Im weiteren Verlauf der Vorrunde habe ich das Spiel gegen Maria Bjurstrom aus Schweden verloren, bin aber dennoch mit einem Sieg gegen Spanien ins Viertelfinale eingezogen. Dort traf ich auf die Britin Robyn Mcbride. Glücklicherweise konnte ich mich hier noch über einen Tiebreak (5:4) ins Halbfinale retten.

Im Halbfinale konnte ich mich dann eindeutig gegen die starke und erfahrene Lokalmatadorin Anna Ntenta durchsetzen. Das kam sowohl für mich, als auch für einige der Zuschauer sehr überraschend.

 

Mit welcher Erwartung sind Sie ins Finale gestartet? 

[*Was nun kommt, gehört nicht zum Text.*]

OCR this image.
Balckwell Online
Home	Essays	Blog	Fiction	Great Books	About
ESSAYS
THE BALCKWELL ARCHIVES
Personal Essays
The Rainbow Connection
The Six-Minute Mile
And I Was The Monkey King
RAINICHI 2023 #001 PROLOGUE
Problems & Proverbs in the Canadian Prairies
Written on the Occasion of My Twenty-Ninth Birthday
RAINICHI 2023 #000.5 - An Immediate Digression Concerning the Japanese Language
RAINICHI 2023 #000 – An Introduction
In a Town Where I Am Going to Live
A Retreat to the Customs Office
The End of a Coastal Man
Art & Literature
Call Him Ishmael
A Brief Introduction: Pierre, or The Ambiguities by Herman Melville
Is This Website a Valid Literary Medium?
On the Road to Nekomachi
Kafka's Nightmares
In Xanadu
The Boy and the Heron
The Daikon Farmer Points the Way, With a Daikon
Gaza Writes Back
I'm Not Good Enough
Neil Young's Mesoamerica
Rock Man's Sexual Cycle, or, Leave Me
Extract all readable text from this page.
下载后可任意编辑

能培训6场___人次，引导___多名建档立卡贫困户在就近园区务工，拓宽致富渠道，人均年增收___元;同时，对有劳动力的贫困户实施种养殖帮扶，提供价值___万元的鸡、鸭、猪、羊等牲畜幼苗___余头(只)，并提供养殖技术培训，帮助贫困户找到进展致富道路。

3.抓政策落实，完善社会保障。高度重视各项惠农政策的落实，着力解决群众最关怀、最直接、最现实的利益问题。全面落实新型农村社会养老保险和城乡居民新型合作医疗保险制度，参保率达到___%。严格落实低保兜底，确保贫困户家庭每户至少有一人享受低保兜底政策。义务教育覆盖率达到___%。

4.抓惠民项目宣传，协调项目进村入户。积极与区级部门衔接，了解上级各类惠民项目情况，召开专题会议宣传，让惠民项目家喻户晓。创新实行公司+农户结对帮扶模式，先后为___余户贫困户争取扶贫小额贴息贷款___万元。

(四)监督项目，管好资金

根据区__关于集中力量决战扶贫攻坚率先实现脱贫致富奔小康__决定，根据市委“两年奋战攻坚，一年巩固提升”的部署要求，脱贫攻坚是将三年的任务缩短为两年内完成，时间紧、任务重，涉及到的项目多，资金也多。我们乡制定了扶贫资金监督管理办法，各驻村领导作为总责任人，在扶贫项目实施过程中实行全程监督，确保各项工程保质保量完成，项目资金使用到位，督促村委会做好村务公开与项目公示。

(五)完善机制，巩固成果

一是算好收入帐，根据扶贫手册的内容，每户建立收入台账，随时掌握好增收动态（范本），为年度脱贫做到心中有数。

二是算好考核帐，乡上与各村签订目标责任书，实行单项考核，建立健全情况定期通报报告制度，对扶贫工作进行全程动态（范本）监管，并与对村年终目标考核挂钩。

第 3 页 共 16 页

Wir haben uns total gefreut, im Finale dabei zu sein und konnten das Spiel unabhängig vom Ergebnis richtig genießen. Im Finale traf ich erneut auf die Schwedin, weshalb ich wusste, dass ein Sieg theoretisch möglich wäre. In der Vorrunde unterlag ich Maria nur knapp und wir haben sehr ähnlich gespielt.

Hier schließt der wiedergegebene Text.